Favorite Books of 2011
Yesterday, I posted my list of books read in 2011. What follows are a few of my favorites.
The Emperor of all Maladies, Siddharta Mukherjee
This book was recommended on Hacker News after Steve Jobs’s death. I was not eager to read a book about cancer because my dad died of it, but I knew I should learn more about it. The book is fascinating and horrifying, and ultimately, hopeful. Medicine is finally beginning to understand certain cancers. “Curing” cancer will probably never be possible by treating it, but rather preventing it and delaying it until old age, and we are also making strides there.
59 Seconds: Think a Little, Change a Lot, Richard Wiseman
I read a blog post by a guy who read 340 self-help books (“Because I am insane” was his reasoning; I can’t say I disagree.). His conclusion was that 95% of all self-help books were crap, but he recommended 59 Seconds because it covered a wide range of topics, was written by a skeptic who quotes scientific literature instead of personal opinions, and was short and to the point.
I can’t argue with someone who’s read 340 self-help books, so I checked out 59 Seconds. Much of the research will be familiar to those who have done some reading about Positive Psychology, but Richard Wiseman does a great job of distilling it down into bite-sized chunks and providing actionable tips. Also, I loved his sense of humor – the book is hilarious.
Missile Gap, Charles Stross
Perhaps one of the most depressing novellas I’ve ever read. You can read it online at Subterranean Press
The Milagro Beanfield War, John Nichols
My dad gave me this book about 15 years ago. It was always one of those books that you have lying around to read “someday”. This year, Jenny and I went on a vacation to New Mexico, so I finally got around to reading it. It is said that there is a right time in one’s life to read certain books. This was a perfect time for me to read this book, and I loved it. My only regret was I will not be able to discuss it with my dad. He spent time in New Mexico, so I assume he wanted me to read it due to that connection, but I’ll never know for sure.

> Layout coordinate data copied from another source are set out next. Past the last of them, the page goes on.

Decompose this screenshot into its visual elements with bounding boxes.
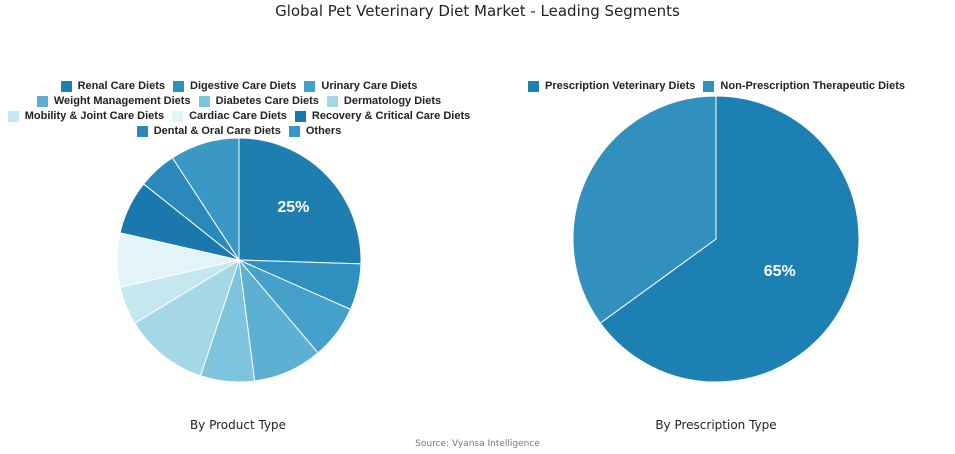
legend-label: Urinary Care Diets bbox=[321, 80, 418, 92]
legend-label: Cardiac Care Diets bbox=[189, 110, 287, 122]
legend-swatch bbox=[60, 80, 72, 92]
legend-swatch bbox=[703, 80, 715, 92]
legend-swatch bbox=[7, 110, 19, 122]
product-type-subtitle: By Product Type bbox=[189, 418, 287, 432]
slice-data-label: 25% bbox=[277, 199, 309, 216]
legend-swatch bbox=[36, 95, 48, 107]
pie-slice-dermatology-diets bbox=[133, 258, 240, 377]
legend-item-dermatology-diets: Dermatology Diets bbox=[326, 95, 442, 107]
legend-item-prescription-veterinary-diets: Prescription Veterinary Diets bbox=[528, 80, 695, 92]
legend-item-weight-management-diets: Weight Management Diets bbox=[36, 95, 191, 107]
product-type-legend: Renal Care Diets Digestive Care Diets Urin… bbox=[0, 80, 478, 137]
legend-label: Diabetes Care Diets bbox=[215, 95, 319, 107]
legend-label: Dermatology Diets bbox=[343, 95, 442, 107]
legend-item-digestive-care-diets: Digestive Care Diets bbox=[173, 80, 296, 92]
legend-label: Mobility & Joint Care Diets bbox=[24, 110, 165, 122]
prescription-type-pie: 65% bbox=[572, 95, 860, 383]
legend-swatch bbox=[173, 80, 185, 92]
chart-title: Global Pet Veterinary Diet Market - Lead… bbox=[275, 2, 680, 20]
legend-item-cardiac-care-diets: Cardiac Care Diets bbox=[172, 110, 287, 122]
pie-slice-others bbox=[171, 137, 240, 262]
legend-label: Prescription Veterinary Diets bbox=[545, 80, 696, 92]
legend-item-mobility-and-joint-care-diets: Mobility & Joint Care Diets bbox=[7, 110, 165, 122]
product-type-pie: 25% bbox=[116, 137, 362, 383]
legend-label: Non-Prescription Therapeutic Diets bbox=[720, 80, 905, 92]
legend-label: Weight Management Diets bbox=[53, 95, 191, 107]
pie-slice-prescription-veterinary-diets bbox=[599, 95, 860, 383]
legend-swatch bbox=[326, 95, 338, 107]
legend-item-dental-and-oral-care-diets: Dental & Oral Care Diets bbox=[136, 125, 281, 137]
prescription-type-subtitle: By Prescription Type bbox=[655, 418, 777, 432]
legend-swatch bbox=[294, 110, 306, 122]
legend-swatch bbox=[288, 125, 300, 137]
legend-swatch bbox=[198, 95, 210, 107]
legend-item-recovery-and-critical-care-diets: Recovery & Critical Care Diets bbox=[294, 110, 471, 122]
slice-data-label: 65% bbox=[764, 263, 796, 280]
prescription-type-legend: Prescription Veterinary Diets Non-Prescri… bbox=[478, 80, 955, 92]
legend-label: Others bbox=[305, 125, 342, 137]
legend-item-urinary-care-diets: Urinary Care Diets bbox=[304, 80, 417, 92]
legend-label: Digestive Care Diets bbox=[190, 80, 297, 92]
legend-item-others: Others bbox=[288, 125, 342, 137]
legend-swatch bbox=[528, 80, 539, 92]
legend-swatch bbox=[304, 80, 316, 92]
legend-label: Dental & Oral Care Diets bbox=[153, 125, 281, 137]
pie-slice-renal-care-diets bbox=[238, 137, 362, 265]
legend-swatch bbox=[136, 125, 148, 137]
source-note: Source: Vyansa Intelligence bbox=[415, 439, 540, 449]
legend-label: Recovery & Critical Care Diets bbox=[311, 110, 471, 122]
legend-swatch bbox=[172, 110, 184, 122]
legend-item-non-prescription-therapeutic-diets: Non-Prescription Therapeutic Diets bbox=[703, 80, 905, 92]
pie-slice-non-prescription-therapeutic-diets bbox=[572, 95, 717, 324]
legend-item-diabetes-care-diets: Diabetes Care Diets bbox=[198, 95, 319, 107]
legend-item-renal-care-diets: Renal Care Diets bbox=[60, 80, 166, 92]
legend-label: Renal Care Diets bbox=[77, 80, 166, 92]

Undaunted Courage: Meriwether Lewis, Thomas Jefferson, and the Opening of the American West, Stephen Ambrose
I got this a a Friends of the Library sale for, like, $1. In school, I learned about Lewis and Clark (I lived in North Dakota, where it’s basically the state’s only claim to fame, so “Lewis and Clark” is on everything), but reading about their arduous journey was eye-opening. It’s truly an amazing story of preservernce, and you learn how unfortunate it is that Lewis and Clark’s scientific contributions were ignored for so long, due to the delay in publishing their journals. I also enjoyed this book because of Thomas Jefferson, and his connection with the federalist/anti-federalist debates at the turn of the nineteenth century, which I read about in American Aurora in 2010.
The Master and Margarita, Mikhail Bulgakov
“Manuscripts don’t burn.” I have trouble putting into words why I loved this novel so much. It has biting satire, humor, sadness, and amazing writing. I read it during our trip to Paris, which I thought was appropriate considering the long-standing cultural ties between France and Russia. I read Mirra Ginsburg’s translation, which is apparently based on the censored version published in the 1960s, so I may have to revisit this novel with another translation.
(OK, I didn’t read the version with the cover above – I just think it looks super cool.)
Plagues and Peoples, William H. McNeill
I love history books. They can roughly be divided into “great sweep of history” and “great men” (yes, usually men) categories. I tend to favor sweep of history books, and this is one of the most interesting of that type I have read. McNeill shows how diseases have shaped human history.